Ilaria Venturi: L’università sulle spalle dei docenti a contratto pagati 7 euro lordi all’ora
Diffondiamo da Repubblica 27 settembre 2018
Tengono corsi fondamentali nelle università, sono professori a tutti gli effetti agli occhi dei loro studenti che seguono anche negli esami e nelle tesi di laurea, che incontrano al bar perché il più delle volte non hanno uno studio dove appoggiarsi, sempre con gli orari dei treni in mano per dividersi su più sedi, appassionati per la didattica. Eppure frustrati nelle aspettative di carriera accademica, invisibili. Precari e malpagati: guadagnano quanto, se non meno, di una colf o di una baby- sitter pur avendo curriculum pieni zeppi di titoli, dalle doppie lauree al dottorato. A conti fatti, considerando il lavoro effettivo svolto per salire in cattedra, rimangono nelle loro tasche sette euro all’ora lordi. Spiccioli. « Ora basta, vogliamo essere riconosciuti e pagati per quello che ci spetta», il loro grido.
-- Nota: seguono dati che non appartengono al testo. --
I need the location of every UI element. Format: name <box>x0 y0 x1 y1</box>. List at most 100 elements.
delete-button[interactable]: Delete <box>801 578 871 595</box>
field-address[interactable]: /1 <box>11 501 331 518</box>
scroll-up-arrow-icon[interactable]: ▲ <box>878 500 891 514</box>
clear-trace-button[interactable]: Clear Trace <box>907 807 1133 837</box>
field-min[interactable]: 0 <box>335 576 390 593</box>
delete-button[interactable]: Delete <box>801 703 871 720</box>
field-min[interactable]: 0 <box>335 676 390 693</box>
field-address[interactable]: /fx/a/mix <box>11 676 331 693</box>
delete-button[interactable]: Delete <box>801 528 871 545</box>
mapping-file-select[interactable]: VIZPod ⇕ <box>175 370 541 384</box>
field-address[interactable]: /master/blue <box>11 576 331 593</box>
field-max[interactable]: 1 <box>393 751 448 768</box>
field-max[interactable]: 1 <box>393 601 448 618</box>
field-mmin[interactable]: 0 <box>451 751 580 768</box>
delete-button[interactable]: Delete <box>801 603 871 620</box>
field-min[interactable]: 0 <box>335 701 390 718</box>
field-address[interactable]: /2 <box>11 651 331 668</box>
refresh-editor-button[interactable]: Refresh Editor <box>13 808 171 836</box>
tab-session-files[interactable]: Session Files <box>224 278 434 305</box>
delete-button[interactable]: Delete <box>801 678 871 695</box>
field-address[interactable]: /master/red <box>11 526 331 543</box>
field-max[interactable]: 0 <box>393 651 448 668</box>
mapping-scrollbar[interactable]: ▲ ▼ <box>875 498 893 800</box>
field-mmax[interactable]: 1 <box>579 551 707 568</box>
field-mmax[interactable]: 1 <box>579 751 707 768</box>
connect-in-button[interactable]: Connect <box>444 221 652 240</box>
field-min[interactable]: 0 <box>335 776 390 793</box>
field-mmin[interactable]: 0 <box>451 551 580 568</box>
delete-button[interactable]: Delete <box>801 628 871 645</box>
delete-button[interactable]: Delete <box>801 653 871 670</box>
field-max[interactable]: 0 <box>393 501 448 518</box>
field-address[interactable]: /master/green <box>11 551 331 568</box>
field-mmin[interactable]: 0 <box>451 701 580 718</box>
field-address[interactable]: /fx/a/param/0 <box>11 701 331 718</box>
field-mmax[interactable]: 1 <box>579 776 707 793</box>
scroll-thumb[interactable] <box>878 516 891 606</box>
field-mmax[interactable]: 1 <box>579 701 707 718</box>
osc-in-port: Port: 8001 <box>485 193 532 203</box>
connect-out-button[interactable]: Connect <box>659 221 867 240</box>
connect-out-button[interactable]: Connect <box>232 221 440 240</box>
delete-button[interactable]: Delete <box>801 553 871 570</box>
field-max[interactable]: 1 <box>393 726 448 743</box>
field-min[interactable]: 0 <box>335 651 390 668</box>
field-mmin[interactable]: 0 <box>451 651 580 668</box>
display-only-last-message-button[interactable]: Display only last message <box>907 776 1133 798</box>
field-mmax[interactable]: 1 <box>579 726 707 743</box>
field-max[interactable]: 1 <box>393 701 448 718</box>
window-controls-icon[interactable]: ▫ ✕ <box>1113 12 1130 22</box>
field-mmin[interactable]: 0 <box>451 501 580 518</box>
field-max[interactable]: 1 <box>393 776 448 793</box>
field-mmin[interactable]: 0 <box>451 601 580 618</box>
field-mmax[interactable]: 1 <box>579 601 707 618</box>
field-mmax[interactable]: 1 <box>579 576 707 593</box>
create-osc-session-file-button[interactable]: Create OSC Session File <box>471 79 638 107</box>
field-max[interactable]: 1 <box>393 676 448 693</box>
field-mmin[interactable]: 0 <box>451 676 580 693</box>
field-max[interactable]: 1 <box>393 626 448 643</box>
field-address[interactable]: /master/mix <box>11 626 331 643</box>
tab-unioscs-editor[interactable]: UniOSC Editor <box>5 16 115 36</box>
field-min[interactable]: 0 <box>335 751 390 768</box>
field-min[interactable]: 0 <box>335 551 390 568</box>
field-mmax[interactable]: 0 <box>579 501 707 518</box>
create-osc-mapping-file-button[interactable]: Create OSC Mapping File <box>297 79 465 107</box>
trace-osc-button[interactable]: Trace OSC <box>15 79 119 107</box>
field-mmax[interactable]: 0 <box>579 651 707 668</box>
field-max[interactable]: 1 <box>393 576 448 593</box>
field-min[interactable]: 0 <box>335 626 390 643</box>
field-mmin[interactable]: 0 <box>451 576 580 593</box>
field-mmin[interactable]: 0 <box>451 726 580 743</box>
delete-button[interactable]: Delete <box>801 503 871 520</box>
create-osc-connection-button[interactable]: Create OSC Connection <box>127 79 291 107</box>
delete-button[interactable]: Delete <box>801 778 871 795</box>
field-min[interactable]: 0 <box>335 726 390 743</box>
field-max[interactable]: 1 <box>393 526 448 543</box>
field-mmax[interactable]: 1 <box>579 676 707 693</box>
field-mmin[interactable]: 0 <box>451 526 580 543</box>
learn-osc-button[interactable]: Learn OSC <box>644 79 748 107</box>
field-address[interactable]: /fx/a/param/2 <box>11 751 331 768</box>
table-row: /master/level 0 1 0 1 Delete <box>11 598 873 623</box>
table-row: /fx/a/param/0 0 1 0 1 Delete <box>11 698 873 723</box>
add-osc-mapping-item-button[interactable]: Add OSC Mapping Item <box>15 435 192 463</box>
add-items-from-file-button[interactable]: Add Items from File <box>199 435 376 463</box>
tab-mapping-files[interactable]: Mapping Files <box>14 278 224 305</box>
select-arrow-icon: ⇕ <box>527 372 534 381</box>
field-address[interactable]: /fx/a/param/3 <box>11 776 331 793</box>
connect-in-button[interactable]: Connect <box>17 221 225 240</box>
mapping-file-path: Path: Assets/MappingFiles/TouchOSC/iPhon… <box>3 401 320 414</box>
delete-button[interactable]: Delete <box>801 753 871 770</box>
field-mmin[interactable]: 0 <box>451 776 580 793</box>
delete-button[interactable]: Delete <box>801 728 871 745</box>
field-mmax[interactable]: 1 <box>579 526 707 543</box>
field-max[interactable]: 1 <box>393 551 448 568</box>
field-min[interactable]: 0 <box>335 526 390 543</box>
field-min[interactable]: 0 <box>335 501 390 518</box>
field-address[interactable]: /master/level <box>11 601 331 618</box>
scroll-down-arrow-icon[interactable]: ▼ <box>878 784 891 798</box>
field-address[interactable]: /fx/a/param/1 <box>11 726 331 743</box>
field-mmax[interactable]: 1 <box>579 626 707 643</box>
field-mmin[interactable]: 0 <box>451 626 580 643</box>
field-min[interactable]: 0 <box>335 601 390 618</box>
È l’esercito dei docenti a contratto nelle università italiane: 26.869 professori, li conta il Miur nel 2017, in crescita rispetto al 2016 dell’ 11,7%, quasi tremila in più. Una fotografia impietosa scattata dalla Rete dei precari della ricerca e della didattica con la Flc-Cgil per far emergere un fenomeno che il mondo accademico ben conosce, «ma che finge di ignorare» , incalzano gli autori dell’indagine Barbara Grüning e Gianluca De Angelis, ricercatori precari. « Ora non hanno più scuse. Queste sono figure strutturali che tengono in piedi la didattica negli atenei: vanno riconosciute e retribuite adeguatamente».
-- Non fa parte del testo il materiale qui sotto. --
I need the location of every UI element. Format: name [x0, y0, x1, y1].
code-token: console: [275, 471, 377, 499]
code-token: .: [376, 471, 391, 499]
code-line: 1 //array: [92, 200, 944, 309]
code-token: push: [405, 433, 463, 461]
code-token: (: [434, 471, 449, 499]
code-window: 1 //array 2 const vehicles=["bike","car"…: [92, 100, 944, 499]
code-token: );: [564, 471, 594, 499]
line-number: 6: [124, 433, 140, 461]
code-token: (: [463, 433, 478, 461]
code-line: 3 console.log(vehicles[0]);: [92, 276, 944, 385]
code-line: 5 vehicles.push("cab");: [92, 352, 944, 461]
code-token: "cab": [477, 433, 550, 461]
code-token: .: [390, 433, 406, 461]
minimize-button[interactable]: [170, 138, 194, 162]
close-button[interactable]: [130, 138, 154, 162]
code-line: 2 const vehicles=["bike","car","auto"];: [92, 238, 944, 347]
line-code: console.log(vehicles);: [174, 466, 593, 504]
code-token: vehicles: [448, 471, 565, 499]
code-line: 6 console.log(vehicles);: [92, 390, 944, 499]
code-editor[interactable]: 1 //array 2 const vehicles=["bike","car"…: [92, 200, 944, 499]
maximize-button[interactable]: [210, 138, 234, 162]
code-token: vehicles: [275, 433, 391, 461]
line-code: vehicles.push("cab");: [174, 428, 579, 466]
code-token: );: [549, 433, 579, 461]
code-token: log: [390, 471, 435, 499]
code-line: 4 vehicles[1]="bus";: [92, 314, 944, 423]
I numeri raccolti dai due sociologi e l’indagine svolta intervistando 5.542 docenti a contratto, da Torino a Palermo, mostrano intanto uno squilibrio fortissimo tra chi insegna e fa ricerca in università con un posto di ruolo rispetto al popolo dei precari: 50.020 docenti associati e ordinari, più i ricercatori di tipo “b” che hanno la strada avviata per la docenza, contro 63.244 ricercatori a tempo determinato, borsisti post-laurea e assegnisti di ricerca. In questa voce i docenti a contratto, figura istituita nel 1980 per arricchire la didattica con professionisti, sono i più numerosi. E col tempo si sono trasformati in professori che fanno quello per mestiere, chiamati con contratti sui singoli corsi, in un sistema universitario dal reclutamento bloccato o che procede al ritmo di un bradipo: appena il 2% lo scorso anno è entrato.
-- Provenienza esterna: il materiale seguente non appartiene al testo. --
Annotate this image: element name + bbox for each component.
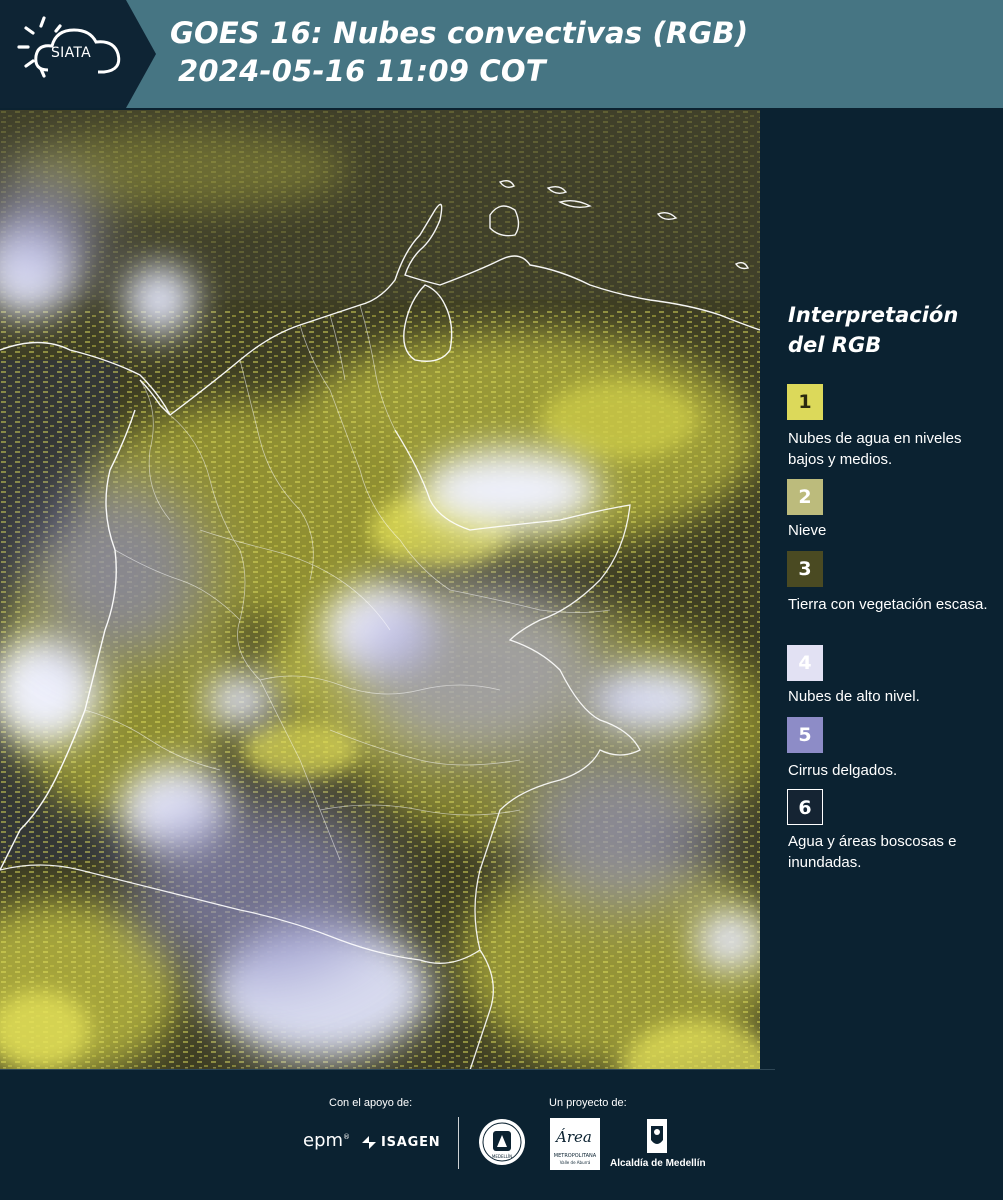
- area-logo-subtext: METROPOLITANA: [553, 1153, 597, 1159]
- seal-icon: [479, 1119, 525, 1165]
- footer-vertical-divider: [458, 1117, 459, 1169]
- legend-swatch-number: 4: [798, 652, 812, 674]
- legend-swatch-4: 4: [787, 645, 823, 681]
- legend-title-line2: del RGB: [788, 333, 882, 357]
- legend-swatch-5: 5: [787, 717, 823, 753]
- legend-title-line1: Interpretación: [788, 303, 959, 327]
- epm-logo-text: epm: [303, 1130, 344, 1151]
- siata-logo: SIATA: [0, 0, 156, 108]
- page-title: GOES 16: Nubes convectivas (RGB): [170, 16, 749, 50]
- legend-label-2: Nieve: [788, 522, 827, 539]
- siata-logo-text: SIATA: [51, 45, 92, 61]
- legend-swatch-2: 2: [787, 479, 823, 515]
- timestamp-title: 2024-05-16 11:09 COT: [178, 54, 546, 88]
- legend-label-5: Cirrus delgados.: [788, 762, 898, 779]
- header-bar: SIATA GOES 16: Nubes convectivas (RGB) 2…: [0, 0, 1003, 108]
- legend-swatch-number: 6: [798, 797, 812, 819]
- satellite-map: [0, 110, 760, 1070]
- footer-divider-line: [0, 1069, 775, 1070]
- isagen-logo: ISAGEN: [360, 1133, 441, 1151]
- legend-label-3: Tierra con vegetación escasa.: [788, 596, 988, 613]
- legend-swatch-number: 2: [798, 486, 812, 508]
- coat-of-arms-icon: [647, 1119, 667, 1153]
- legend-swatch-number: 1: [798, 391, 812, 413]
- legend-swatch-1: 1: [787, 384, 823, 420]
- legend-swatch-3: 3: [787, 551, 823, 587]
- legend-label-1: Nubes de agua en niveles bajos y medios.: [788, 430, 962, 468]
- legend-swatch-6: 6: [787, 789, 823, 825]
- legend-label-6: Agua y áreas boscosas e inundadas.: [788, 833, 957, 871]
- isagen-mark-icon: [362, 1136, 376, 1149]
- satellite-image: [0, 110, 760, 1070]
- epm-logo: epm®: [303, 1130, 351, 1151]
- alcaldia-medellin-logo: Alcaldía de Medellín: [610, 1118, 706, 1170]
- isagen-logo-text: ISAGEN: [381, 1134, 441, 1150]
- legend-swatch-number: 3: [798, 558, 812, 580]
- support-label: Con el apoyo de:: [329, 1097, 413, 1109]
- medellin-seal-logo: MEDELLÍN: [477, 1117, 527, 1167]
- alcaldia-logo-text: Alcaldía de Medellín: [610, 1158, 706, 1169]
- area-logo-subtext2: Valle de Aburrá: [559, 1160, 591, 1165]
- legend-label-4: Nubes de alto nivel.: [788, 688, 920, 705]
- seal-caption: MEDELLÍN: [491, 1154, 513, 1159]
- area-metropolitana-logo: Área METROPOLITANA Valle de Aburrá: [550, 1118, 600, 1170]
- legend-swatch-number: 5: [798, 724, 812, 746]
- project-label: Un proyecto de:: [549, 1097, 627, 1109]
- legend-title: Interpretación del RGB: [788, 300, 993, 360]
- area-logo-word: Área: [556, 1128, 592, 1146]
Più di uno su due, tra gli intervistati, ha dai 41 ai 60 anni, il 70% intende provare, o ha già conseguito, l’abilitazione. Solo il 5,5% non ha svolto attività scientifiche negli ultimi cinque anni. Il punto dolente è la paga che da bando varia da 25 a 100 euro lordi all’ora a seconda degli atenei. «Ma la maggioranza paga sui 30 euro. E poi il problema è che vengono retribuite solo le ore del corso — spiegano gli autori dell’indagine — calcolando il tempo in più che ci vuole per prepararlo e per seguire gli studenti la paga scende a 7 euro lordi all’ora. Con contratti senza tutele e diritti » . Per arrivare a fine mese c’è chi accumula corsi, come Giuliana Scotto, romana, 51 anni. Insegna lingua tedesca e diritto del commercio internazionale a Venezia, nella sede di Rovigo dell’ateneo di Padova, e alla Sapienza. Quanto guadagna? In tutto circa seimila euro. «Non ci vivi. Mi aiuta mio padre e alla mia età è sconfortante. A parità di lavoro prestato spetta parità di retribuzione: un diritto costituzionale che l’università disattende». Quasi uno su due non guadagna più di 15mila euro per un anno di docenza. «Un mancato riconoscimento economico e sociale — osserva Gianluca De Angelis — che produce una disuguaglianza strutturale da sanare».